I would like to hear from somebody who knows more about semiconductor production regarding how Russo-Ukraine will impact that market.

RSX is pumping along with SPY which is… uh… confusing. Not sure I’m going to keep playing this.


Regarding Nordstream 2, these comments were reported earlier today that Europe will have to pay more for gas:


Another result of the increasing oil prices is usually the thinning margin of shipping companies, as fuel is a significant portion of their cost. At the moment the scenario is unique compared to the past, as the freight rates are extremely high and swallow the oil price increase, but if oil sustains a higher price level, it`s worth keeping an eye on shipping companies declining over time, especially as some of them would become fairly inflated if freight costs trend down anyway


It’s worth noting that, from a cyber security perspective, Ukraine is quite advanced and sources quite a bit of highly skilled technical resources to major US companies (example: EPAM).

1 Like

Still think gld is bullish here, obviously war=scary gold=safe haven. But also now this war threatens that the fed will become dovish on interest rates because the sharp oil price increase could damage growth. If the fed becomes dovish again this is not only a catalyst bullish for gold it also will push inflation much higher which also is a catalyst for gold.


So my theory on today’s price action in oil, defense, and so on after Biden’s speech is that the worst is probably over for now. The market most likely has priced in the initial Russia threat and this may explain the sell off in oil. Unless Russia does a major escalation, we can probably expect the pop to stop or even reverse in all of these stocks in the coming days imo. I’ve also noticed that since the Biden speech, there’s been significantly less news about the situation in Ukraine. The sanctions that were imposed on Russia also don’t seem too extreme in my opinion, which could also explain the sell off in the stocks for oil.


I don’t know if this would be an immediate play, I was reading Russia currently produces most if not all of the industrial neon for semiconductor fabs. A korean steel company Posco (PKX) apparently does or eventually will also produce it, they could be a potentially good target for growth if the sanctioning get worse or becomes a long term thing.

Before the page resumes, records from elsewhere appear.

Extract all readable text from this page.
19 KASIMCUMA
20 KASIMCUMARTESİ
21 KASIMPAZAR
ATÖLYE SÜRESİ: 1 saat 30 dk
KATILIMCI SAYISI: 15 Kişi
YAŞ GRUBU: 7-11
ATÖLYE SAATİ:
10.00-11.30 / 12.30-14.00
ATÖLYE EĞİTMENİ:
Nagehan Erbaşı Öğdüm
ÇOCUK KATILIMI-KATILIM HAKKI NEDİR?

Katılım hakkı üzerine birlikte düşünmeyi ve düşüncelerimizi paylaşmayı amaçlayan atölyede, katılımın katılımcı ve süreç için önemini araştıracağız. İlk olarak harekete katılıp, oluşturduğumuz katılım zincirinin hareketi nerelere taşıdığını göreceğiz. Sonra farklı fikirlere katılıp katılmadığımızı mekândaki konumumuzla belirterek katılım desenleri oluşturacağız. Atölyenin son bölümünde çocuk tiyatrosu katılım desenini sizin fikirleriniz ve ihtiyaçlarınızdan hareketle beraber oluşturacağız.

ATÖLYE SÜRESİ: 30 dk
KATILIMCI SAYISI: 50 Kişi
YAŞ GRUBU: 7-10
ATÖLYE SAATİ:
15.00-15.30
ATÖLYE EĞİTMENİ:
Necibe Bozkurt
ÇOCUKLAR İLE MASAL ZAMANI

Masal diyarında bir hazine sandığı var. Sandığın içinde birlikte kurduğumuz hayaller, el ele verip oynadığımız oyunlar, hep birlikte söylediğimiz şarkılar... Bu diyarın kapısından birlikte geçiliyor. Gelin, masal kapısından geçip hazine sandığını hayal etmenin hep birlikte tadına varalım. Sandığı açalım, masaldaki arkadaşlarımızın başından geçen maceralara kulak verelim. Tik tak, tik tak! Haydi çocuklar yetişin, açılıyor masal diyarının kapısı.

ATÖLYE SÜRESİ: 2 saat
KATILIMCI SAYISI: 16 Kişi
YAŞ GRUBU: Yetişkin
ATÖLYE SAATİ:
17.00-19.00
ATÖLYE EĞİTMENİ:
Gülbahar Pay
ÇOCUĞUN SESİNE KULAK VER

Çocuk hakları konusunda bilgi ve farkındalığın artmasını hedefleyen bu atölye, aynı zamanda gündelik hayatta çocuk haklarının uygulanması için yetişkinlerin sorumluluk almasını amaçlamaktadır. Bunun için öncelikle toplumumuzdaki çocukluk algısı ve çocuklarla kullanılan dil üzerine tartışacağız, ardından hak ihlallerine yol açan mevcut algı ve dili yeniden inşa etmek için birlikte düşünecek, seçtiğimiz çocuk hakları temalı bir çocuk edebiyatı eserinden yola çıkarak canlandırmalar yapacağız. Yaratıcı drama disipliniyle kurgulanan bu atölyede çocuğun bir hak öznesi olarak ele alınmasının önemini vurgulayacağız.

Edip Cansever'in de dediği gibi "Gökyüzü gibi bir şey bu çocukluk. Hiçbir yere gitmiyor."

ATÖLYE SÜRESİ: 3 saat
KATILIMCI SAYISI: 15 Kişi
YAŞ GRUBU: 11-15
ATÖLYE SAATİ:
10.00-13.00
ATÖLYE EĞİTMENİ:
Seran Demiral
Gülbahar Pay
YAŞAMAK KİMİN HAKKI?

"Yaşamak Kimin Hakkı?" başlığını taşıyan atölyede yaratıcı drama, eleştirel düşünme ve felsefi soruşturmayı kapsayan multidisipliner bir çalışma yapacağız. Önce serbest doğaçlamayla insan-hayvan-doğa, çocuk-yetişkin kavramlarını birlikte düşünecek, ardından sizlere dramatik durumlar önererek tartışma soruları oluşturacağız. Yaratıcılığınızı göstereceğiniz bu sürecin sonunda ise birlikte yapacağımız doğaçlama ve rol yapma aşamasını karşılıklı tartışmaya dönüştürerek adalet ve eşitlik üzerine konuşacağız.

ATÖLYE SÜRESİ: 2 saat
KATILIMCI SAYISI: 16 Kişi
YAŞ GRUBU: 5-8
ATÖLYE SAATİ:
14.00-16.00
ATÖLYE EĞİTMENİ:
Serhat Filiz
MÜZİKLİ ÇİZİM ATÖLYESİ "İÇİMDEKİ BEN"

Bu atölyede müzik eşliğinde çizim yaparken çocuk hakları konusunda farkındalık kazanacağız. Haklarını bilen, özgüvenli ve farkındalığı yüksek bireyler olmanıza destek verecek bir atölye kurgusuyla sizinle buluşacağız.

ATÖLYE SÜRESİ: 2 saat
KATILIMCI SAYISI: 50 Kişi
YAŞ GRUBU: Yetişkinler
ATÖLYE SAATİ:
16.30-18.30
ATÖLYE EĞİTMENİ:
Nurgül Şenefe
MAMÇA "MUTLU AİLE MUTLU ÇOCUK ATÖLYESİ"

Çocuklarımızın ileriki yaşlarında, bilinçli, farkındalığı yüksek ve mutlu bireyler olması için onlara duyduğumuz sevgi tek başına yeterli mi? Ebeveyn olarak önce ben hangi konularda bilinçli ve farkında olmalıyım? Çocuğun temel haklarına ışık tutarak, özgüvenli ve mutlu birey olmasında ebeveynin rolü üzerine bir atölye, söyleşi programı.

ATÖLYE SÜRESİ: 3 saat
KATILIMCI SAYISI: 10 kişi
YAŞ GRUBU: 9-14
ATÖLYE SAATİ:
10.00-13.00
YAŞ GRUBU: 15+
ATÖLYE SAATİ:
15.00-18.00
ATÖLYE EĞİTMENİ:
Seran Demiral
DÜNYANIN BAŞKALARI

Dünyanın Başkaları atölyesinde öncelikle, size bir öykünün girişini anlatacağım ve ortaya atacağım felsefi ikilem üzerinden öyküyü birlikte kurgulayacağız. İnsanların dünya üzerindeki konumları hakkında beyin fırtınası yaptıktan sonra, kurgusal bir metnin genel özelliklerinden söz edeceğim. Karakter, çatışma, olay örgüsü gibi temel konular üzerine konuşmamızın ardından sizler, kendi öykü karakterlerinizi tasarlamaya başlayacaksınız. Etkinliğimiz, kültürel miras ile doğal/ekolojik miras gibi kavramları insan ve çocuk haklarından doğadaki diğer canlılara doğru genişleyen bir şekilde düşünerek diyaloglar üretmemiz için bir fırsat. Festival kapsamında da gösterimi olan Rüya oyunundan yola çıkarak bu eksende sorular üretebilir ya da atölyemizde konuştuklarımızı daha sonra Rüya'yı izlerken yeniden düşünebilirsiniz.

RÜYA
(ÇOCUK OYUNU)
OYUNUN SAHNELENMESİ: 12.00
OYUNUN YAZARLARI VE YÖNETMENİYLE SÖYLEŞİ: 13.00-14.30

RSX puts printing for me 2 days in a row. Think even if a further war is averted fear of further russian action and added sanctions could still make this a profitable play. Already taken profits yesterday and will be taking profits today. Will continue to hold a part of my position with the bet russia will continue to invade.

I believe that Ukraine also exports a lot of lithium. Like I said above I want to hear from somebody who knows more about semis

Ukraine now putting chance of invasion at 95% within the next 48 hours. Of note is that Ukraines previous stance was that an invasion was unlikely.